What’s more, data centers rely on local water supplies to humidify and cool the buildings, added A.B.  Siddik, lead author of a paper on data centers’ environmental footprint. To address this issue, some companies are trying to treat wastewater onsite to make it potable and usable for cooling. “If they use raw water or wastewater, it will cause scaling in their cooling system,” Siddik said.

The better approach is to look at less water-intensive options. One way to do that is to build data centers in naturally chilly locations so they can use outdoor air for cooling.

Another option is cutting down on electricity generated by fossil fuels.
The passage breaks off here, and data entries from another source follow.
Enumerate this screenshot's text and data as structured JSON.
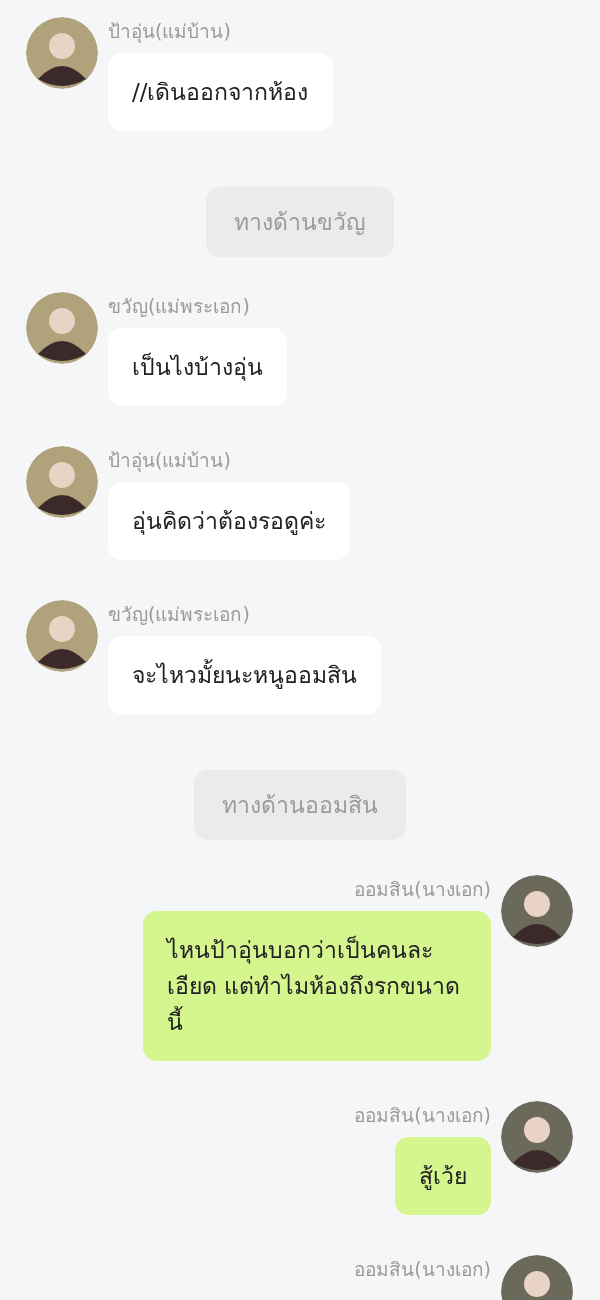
{
  "messages": [
    {
      "kind": "received",
      "name": "ป้าอุ่น(แม่บ้าน)",
      "text": "//เดินออกจากห้อง"
    },
    {
      "kind": "divider",
      "text": "ทางด้านขวัญ"
    },
    {
      "kind": "received",
      "name": "ขวัญ(แม่พระเอก)",
      "text": "เป็นไงบ้างอุ่น"
    },
    {
      "kind": "received",
      "name": "ป้าอุ่น(แม่บ้าน)",
      "text": "อุ่นคิดว่าต้องรอดูค่ะ"
    },
    {
      "kind": "received",
      "name": "ขวัญ(แม่พระเอก)",
      "text": "จะไหวมั้ยนะหนูออมสิน"
    },
    {
      "kind": "divider",
      "text": "ทางด้านออมสิน"
    },
    {
      "kind": "sent",
      "name": "ออมสิน(นางเอก)",
      "text": "ไหนป้าอุ่นบอกว่าเป็นคนละเอียด แต่ทำไมห้องถึงรกขนาดนี้"
    },
    {
      "kind": "sent",
      "name": "ออมสิน(นางเอก)",
      "text": "สู้เว้ย"
    },
    {
      "kind": "sent",
      "name": "ออมสิน(นางเอก)"
    }
  ]
}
“Solar and wind have the lowest water footprint compared to other methods of electricity generation,” Marston wrote. “These forms of energy also have among the lowest carbon footprint as well. However, data centers operate at all times -- even when the wind isn’t blowing and at night -- so wind and solar power may not be able to meet all of a data center’s electricity requirements at this time.”

Blackwell said the data center industry is not only aware of environmental concerns, but leading the charge to support sustainable energy, with many companies setting goals of becoming carbon-free or 100% renewable. For instance, Microsoft announced last year a commitment to be carbon negative by 2030 and to remove from the environment by 2050 all the carbon the company has emitted directly or indirectly since its 1975 founding. Google stated that it is already carbon-neutral and plans to run round-the-clock on carbon-free energy at all of its data centers by 2030.

“Any time you build large-scale utility infrastructure, a lot of folks don’t like that. And data centers require big facility infrastructure, so you’re going to have that kind of community pushback -- whether it’s a data center, manufacturing plant, chemical plant,” Blackwell said, adding that Dominion Energy aims to be carbon-neutral and has started the process of building off-shore wind and solar systems. 

The efforts are encouraging, Nagpal said, because the data center business will only continue to grow.

“As the explosive growth of data continues around us, both from the enterprise side and from the consumers’ side, the enterprises are rapidly moving toward digital transformation, they are moving multiple workloads to the cloud,” he said. “To be able to sustain that, you need more digital infrastructure.”

Stephanie Kanowitz is a freelance writer based in northern Virginia.